Even though it’s a credit union, Connexus Credit Union services members in every state. As a credit union, Connexus “is a member-focused cooperative that is proud to return profits to member-owners through high yields for checking accounts and deposit products, as well as competitive rates for personal, home, and auto loans” according to the institution’s own website. In placing the customer first, Connexus has managed to service 382,929 happy borrowers while overseeing $3.31 billion in assets. That said, what Connexus lacks in size, it more than makes up for in low-down-payment conventional mortgages.
SunTrust and BB&T merged in 2019 to form Truist Financial Corp., the sixth-largest U.S. commercial bank. However, the merger is still taking place, which would explain why SunTrust is still recognized as one of the best HELOC lenders in the country. In addition, the merger made the already appealing SunTrust an even bigger powerhouse, as it added several compliments to its vast array of offerings.
Another nationally recognized financial institution, Citibank, has the unique advantage of using its size to offer competitive products and services. With approximately $2.260 trillion in assets as recently as 2020, Citibank has no shortage of capital to invest in its customers. As a result, Citibank offers a broad selection of fixed- and adjustable-rate mortgages. Noticeably missing are renovation loans, but what they lack in the rehab department, they more than make up for comparative mortgage rates and a large variety of loan options.
Relatively new to the financial scene, Flagstar Bank has been servicing customers for the better part of four decades. In that time, however, Flagstar has accumulated approximately $31.0 billion in assets. Today Flagstar is the sixth-largest bank mortgage originator nationally and the second-largest savings bank in the country. On its growth trajectory, Flagstar has turned into one of the best HELOC lenders in the country by offering exceptional and distinctive full-banking services.
In 2022, we’re ranking Discover on our list for their competitive rates.
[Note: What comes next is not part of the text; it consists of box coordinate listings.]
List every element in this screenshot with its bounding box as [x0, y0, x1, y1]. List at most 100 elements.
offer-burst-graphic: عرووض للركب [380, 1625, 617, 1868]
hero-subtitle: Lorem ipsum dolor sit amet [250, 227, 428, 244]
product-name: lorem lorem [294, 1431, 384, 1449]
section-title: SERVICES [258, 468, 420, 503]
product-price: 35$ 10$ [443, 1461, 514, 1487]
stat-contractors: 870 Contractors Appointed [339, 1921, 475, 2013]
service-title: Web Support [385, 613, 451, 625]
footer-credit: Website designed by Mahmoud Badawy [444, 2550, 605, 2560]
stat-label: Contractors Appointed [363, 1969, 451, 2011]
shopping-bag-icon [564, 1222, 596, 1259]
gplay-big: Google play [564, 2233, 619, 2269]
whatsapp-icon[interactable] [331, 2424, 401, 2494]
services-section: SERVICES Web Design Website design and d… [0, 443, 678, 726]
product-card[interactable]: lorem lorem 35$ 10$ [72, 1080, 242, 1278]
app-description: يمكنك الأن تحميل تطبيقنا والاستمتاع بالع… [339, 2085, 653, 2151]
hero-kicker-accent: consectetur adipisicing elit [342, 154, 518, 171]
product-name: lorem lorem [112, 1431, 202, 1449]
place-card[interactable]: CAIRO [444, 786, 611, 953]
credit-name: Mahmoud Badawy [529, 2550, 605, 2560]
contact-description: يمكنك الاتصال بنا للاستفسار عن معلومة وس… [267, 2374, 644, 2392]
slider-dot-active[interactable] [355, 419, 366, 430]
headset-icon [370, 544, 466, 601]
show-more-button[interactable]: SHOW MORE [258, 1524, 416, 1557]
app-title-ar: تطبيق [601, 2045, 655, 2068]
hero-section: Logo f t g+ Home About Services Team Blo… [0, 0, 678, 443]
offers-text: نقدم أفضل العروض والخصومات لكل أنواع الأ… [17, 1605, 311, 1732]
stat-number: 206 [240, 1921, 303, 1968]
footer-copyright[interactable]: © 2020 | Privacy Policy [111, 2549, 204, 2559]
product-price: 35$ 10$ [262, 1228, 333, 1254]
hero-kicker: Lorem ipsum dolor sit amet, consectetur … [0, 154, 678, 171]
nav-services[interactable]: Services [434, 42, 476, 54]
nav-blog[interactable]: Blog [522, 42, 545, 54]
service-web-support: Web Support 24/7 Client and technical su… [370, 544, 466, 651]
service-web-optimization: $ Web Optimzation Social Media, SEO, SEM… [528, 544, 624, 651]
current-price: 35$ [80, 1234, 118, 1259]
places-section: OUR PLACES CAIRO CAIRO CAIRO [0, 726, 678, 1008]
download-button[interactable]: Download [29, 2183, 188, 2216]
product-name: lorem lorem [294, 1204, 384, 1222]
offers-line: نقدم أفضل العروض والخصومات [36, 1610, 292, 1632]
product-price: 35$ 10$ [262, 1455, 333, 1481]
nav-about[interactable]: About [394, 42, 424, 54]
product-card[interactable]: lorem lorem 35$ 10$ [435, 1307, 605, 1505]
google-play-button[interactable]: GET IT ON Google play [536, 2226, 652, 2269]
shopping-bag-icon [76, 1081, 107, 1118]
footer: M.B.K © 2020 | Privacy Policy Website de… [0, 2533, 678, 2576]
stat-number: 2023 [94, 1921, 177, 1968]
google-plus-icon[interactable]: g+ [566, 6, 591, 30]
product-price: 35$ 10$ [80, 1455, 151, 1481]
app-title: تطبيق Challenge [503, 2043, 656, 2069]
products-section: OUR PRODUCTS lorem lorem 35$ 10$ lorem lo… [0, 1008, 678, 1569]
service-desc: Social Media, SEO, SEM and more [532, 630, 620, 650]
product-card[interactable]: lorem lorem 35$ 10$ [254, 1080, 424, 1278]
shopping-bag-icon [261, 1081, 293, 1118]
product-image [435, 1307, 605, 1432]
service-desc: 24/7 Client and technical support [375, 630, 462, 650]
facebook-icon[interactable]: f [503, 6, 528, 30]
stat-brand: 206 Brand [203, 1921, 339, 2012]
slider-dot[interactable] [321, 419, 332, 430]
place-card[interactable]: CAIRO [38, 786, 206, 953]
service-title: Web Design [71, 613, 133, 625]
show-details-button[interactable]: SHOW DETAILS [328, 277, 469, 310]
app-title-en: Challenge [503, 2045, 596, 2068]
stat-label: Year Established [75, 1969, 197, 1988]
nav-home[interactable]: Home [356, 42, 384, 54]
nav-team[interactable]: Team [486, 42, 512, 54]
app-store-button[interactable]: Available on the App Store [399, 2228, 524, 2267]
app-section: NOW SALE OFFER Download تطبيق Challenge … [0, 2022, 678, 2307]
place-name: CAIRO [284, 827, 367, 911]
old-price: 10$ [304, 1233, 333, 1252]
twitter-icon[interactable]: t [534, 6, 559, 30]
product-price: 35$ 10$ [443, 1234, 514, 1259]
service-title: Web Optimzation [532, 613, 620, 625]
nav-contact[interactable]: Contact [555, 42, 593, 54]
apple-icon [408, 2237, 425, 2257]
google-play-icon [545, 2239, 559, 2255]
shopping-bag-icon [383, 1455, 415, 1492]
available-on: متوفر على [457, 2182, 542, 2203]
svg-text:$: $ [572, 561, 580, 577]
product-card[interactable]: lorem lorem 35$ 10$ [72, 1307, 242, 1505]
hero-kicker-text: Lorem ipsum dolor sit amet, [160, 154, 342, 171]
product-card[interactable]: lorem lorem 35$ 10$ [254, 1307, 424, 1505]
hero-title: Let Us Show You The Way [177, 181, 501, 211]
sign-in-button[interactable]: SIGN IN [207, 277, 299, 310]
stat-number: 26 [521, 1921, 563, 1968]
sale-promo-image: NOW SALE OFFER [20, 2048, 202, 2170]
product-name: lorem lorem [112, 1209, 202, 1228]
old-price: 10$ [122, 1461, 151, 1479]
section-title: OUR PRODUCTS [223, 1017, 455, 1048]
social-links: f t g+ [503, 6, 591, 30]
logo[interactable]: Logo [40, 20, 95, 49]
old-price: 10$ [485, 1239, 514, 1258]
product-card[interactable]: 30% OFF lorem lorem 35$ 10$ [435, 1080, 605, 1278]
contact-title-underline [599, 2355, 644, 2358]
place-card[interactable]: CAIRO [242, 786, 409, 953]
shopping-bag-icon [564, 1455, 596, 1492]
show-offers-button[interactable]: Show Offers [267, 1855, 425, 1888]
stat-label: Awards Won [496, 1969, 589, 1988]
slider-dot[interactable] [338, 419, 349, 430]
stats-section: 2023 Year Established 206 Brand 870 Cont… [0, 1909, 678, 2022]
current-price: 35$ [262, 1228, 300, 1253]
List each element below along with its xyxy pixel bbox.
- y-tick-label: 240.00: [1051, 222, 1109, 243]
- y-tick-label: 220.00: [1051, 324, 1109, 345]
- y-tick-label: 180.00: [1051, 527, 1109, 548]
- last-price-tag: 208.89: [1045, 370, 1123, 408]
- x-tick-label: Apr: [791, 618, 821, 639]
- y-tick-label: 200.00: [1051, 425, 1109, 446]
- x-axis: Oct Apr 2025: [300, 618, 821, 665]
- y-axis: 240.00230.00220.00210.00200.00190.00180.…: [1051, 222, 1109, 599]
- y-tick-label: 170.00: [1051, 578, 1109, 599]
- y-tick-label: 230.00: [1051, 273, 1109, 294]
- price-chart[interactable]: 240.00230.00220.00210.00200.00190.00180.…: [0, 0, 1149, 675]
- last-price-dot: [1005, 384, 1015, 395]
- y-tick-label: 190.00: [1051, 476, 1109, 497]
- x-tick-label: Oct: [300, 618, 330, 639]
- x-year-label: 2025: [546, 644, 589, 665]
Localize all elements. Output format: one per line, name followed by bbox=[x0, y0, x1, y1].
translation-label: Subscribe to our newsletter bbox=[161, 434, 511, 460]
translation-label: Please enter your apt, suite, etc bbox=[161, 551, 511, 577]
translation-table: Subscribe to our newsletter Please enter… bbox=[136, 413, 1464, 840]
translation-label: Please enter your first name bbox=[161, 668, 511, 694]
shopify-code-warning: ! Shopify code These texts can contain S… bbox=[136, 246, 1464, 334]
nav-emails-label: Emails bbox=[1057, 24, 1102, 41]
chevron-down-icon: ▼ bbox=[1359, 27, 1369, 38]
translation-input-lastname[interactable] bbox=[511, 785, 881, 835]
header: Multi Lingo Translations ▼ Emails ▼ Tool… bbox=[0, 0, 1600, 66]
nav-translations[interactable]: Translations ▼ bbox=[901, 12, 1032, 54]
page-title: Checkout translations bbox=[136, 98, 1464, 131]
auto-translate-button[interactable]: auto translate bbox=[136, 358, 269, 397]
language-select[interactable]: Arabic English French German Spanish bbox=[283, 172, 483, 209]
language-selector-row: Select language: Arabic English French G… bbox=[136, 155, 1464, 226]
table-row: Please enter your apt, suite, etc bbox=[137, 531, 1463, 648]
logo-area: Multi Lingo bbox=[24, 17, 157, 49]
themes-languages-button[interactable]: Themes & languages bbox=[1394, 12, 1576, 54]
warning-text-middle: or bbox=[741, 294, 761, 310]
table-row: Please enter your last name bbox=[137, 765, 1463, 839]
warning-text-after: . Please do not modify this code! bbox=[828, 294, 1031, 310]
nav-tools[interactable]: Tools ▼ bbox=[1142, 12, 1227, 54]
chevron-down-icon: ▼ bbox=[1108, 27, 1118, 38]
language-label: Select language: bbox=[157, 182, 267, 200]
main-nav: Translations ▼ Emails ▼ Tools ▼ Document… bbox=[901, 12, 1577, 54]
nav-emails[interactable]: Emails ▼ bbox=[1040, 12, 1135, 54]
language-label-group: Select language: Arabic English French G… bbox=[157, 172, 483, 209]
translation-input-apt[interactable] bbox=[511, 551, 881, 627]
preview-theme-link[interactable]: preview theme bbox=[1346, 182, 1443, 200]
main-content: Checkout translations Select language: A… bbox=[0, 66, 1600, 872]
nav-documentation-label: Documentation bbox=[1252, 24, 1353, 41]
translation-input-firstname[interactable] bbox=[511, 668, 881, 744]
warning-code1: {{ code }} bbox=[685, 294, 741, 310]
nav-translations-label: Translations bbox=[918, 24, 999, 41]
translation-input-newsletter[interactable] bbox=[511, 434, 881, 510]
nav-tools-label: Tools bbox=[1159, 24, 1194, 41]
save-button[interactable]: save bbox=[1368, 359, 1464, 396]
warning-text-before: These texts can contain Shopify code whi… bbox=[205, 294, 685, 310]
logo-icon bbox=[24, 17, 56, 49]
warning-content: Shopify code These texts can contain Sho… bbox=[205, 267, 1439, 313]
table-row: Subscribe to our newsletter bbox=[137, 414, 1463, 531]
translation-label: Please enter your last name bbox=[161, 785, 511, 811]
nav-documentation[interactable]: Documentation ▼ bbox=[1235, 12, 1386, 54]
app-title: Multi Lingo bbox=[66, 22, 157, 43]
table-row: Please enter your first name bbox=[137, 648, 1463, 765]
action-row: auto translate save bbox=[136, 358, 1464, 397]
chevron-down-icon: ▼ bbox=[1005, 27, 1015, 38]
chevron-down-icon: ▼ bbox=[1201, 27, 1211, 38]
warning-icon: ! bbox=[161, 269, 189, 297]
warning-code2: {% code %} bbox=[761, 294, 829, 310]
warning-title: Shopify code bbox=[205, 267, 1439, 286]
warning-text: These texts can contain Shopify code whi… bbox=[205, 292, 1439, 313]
Discover is offering fixed rates as low as 3.99 percent in amounts between $35,000 and $300,000. There are no appraisal fees or mortgages taxes due at closing, which is a significant boon as well. Do you live in Connecticut, North Carolina, New York, Oklahoma, or Texas? Rejoice! You are exempt from early payment penalties.
Home equity lines of credit have proven to be a great source of capital for anyone with a large enough equitable interest in their own homes. That said, to take full advantage of a home’s equity, owners must align their services with the best HELOC lenders. If for nothing else, borrowing against a home is a significant event, and owners can’t trust their financial security to just anyone. Instead, it’s important to find and work with the best HELOC lenders; that way, borrowers can rest assured that their finances are truly in order.